Aquel día gané la batalla más importante de mi vida. Porque la había ganado yo solo, porque el enemigo era superior en número, y porque los alemanes no sabían, pero yo sí, que lo que tenían enfrente no era un ejército, sino una partida de desarrapados, mal armados, mal alimentados, mal uniformados, que luchaban en un país extranjero donde vivían contra su voluntad. Eso era lo que habíamos sido hasta entonces y lo que nunca volveríamos a ser desde aquel día en el que liberamos, sin la ayuda de nadie, un pueblo pequeño, mucho más cerca aún de Bagnéres que de Toulouse, y que ni siquiera aparecía en la mitad de los mapas.

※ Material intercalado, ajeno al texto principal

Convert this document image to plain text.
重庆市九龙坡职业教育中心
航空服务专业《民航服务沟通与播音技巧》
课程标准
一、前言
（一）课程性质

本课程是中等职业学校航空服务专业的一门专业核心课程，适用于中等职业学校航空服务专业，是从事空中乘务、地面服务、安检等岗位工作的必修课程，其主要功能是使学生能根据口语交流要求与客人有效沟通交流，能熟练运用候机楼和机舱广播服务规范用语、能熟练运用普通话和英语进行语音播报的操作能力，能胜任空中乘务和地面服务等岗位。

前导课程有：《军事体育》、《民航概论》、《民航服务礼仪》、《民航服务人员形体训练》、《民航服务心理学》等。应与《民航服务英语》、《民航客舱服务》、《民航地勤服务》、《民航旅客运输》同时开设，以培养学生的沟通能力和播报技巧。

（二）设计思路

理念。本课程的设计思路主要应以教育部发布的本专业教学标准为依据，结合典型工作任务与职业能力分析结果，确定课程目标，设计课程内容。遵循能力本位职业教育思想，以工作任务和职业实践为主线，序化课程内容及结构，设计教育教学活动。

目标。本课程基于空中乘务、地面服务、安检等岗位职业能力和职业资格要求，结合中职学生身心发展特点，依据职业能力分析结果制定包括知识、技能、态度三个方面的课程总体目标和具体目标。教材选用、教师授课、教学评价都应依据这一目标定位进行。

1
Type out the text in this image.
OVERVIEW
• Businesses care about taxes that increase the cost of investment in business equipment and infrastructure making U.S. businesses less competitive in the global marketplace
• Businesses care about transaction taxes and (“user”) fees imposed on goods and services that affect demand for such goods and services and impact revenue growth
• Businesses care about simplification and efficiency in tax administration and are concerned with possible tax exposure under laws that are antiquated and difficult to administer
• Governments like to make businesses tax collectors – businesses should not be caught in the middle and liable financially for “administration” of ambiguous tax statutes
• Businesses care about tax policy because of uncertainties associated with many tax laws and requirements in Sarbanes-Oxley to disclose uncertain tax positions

—¿Qué pasa? —le había mandado a parlamentar en mi lugar después de que el jefe alemán, que llevaba insignias de comandante, destacara a un teniente en vez de dirigirse a mí en persona.
—Tenemos problemas, ¿comprendes? —y meneó la cabeza con desánimo—. No se quieren rendir.
—¿Qué? —y lo pregunté en voz tan alta que al oficial que hablaba español no le quedó más remedio que mirarme—. ¿Pero cómo no van a querer rendirse, si les hemos desarmado y todo?
—Ya, a la tropa, pero el comandante no quiere entregarse a nosotros, ¿comprendes? Dice que sólo está dispuesto a rendirse a los franceses.
—¿Y por qué, si puede saberse?
—Es que… —Comprendes miró a nuestro alrededor, comprobó que estábamos rodeados de hombres que nos miraban con extrañeza, y bajó la voz—. El comandante estuvo en nuestra guerra, ¿comprendes? Era el asistente de uno de los asesores de Burgos, y dice que… —el Bocas y el Tarugo, un chico riojano de su edad, que apenas hablaba y por eso se había convertido en su compañero inseparable, estaban tan cerca que su voz descendió al nivel de un murmullo—. Dice que a nosotros ya nos ha vencido.
—¡Me voy a cagar en Dios!
Me aparté unos pasos y me mordí la lengua doblada entre los dientes, mientras sentía la sangre latiendo en las venas del cuello, en las sienes y en las cuencas de los ojos, mi corazón bombeándola a tal velocidad que mi cabeza parecía a punto de estallar de un momento a otro. Decidí correr ese riesgo, y me volví para mirar a los ojos de aquel comandante de la Wehrmacht. Él me sostuvo la mirada con una arrogancia que no le correspondía, porque yo no había estudiado en ninguna academia militar, nunca me había condecorado ningún ministro de la Guerra, no tenía sable, ni estado mayor, ni un caballo blanco sobre el que entrar cabalgando en ninguna ciudad, pero le había vencido. Él, con todos sus galones, sus condecoraciones y sus águilas de metal reluciente, había sucumbido a un simple parche tricolor, cosido de cualquier manera en una guerrera prestada, que ni siquiera se parecía a la que llevaban otros de mis hombres. Y sin embargo, a mi derecha, el Bocas, que no había luchado en ninguna otra guerra, que no sabía lo que era una desbandada, una retirada, una derrota, que no tenía por qué saberlo, me miraba con una inquietud que me dolía, porque era un soldado victorioso y todavía no se había dado cuenta. Los soldados victoriosos no tienen otra obligación que alardear, abrazarse, y elegir entre beber hasta caerse o intentar acostarse con la primera que se deje. Los soldados victoriosos son más chulos que un ocho, y no miran a sus jefes como me estaba mirando él a mí, sin atreverse a preguntar qué era lo que habíamos hecho mal aquella vez.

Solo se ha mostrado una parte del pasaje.